A key part of actually having a light is, obviously, you have to be able to see it. It’s amazing how these forest areas have overgrown, which brought up the problem of vegetation clearing and disposal. It’s not a matter of just whistling up a truck for hauling away waste or hauling in a chipper for debris. These become small-scale logging operations when you try and do them on an island and you try and do them to environmental standards and work safety standards. The tools can be chainsaws, brush cutters, a variety of different tools. Everything has to be, obviously, pretty portable. We weren’t able to take large-scale brush-hogs out into the islands although we were able to get Bobcat sized equipment. We’re not able to reclaim large areas of the original openings, we’re just trying to maintain portions of the openings to preserve part of the historic scene. This is Devil’s Island in the bottom of the image showing the expanse of the grounds there that were rough-mowed as part of keeping the grounds open.

This serves other functions as well. Much of the visitation is by cruise boat. This allows people coming from the water to still be able to see these lights. It provides fire-breaks against wildfire which could damage these properties. By reducing vegetation, we’re also reducing moisture around the buildings and moisture damage to the structures. We also used fire as part of the landscape maintenance and we’re continuing to look at other fire options, larger broad-scale burning on the stations, but we’re going to at least be continuing with slash-pile burning for part of the time. We have done some chipping with portable chipping units.

Restoration work has included replanting of missing elements or replacement of some elements. Orchards. We’ve done erosion control, which was necessary on many of these banks. Michigan Island is in the right-hand image there, showing some of the rehabbed grounds with ornamental flower beds. We had to do a certain amount of work on the circulation paths, such as sidewalks, to meet modern accessibility standards, ADA standards, so those all become concerns when you’re bringing the public and welcoming the public out to a facility in a federally managed area. We’ve got all kinds of concerns, whether it’s hazardous materials, visitor safety, visitor accessibility to deal with. It’s not just a matter of restoring things to 19th century conditions, but actually meeting 20th century expectations and needs as well.
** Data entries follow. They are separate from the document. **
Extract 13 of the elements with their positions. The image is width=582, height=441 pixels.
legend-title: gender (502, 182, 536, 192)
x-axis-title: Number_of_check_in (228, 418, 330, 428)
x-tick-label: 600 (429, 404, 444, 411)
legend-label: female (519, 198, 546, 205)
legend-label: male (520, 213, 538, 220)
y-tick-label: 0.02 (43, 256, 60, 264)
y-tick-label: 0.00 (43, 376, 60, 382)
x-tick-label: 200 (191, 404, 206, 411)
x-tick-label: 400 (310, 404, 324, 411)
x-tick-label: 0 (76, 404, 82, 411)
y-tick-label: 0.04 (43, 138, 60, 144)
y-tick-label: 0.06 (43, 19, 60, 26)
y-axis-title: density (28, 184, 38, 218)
Before I started working for the National Park Service, I probably viewed lighthouses and maritime landscapes perhaps in this way. I now tend to look at them more in this way. It’s a necessary reality check when we move from the intellectual side of a designation process to the actual management side of the designation process. Now, not all management is this intensive. As I mentioned, this is all scaled to the type of resource and to the type of goals that you have. We have many non-built landscapes in the park that may be traditional cultural properties, ethnographic cultural landscapes. We’ll be hearing a presentation tomorrow by Edith Leoso of Bad River Band, Jessie Conway from UW Madison looking at consideration of native landscapes, native use of the lands, work being done by the Bad River tribe in the adjoining waters of Chequamegon Bay and the mainland.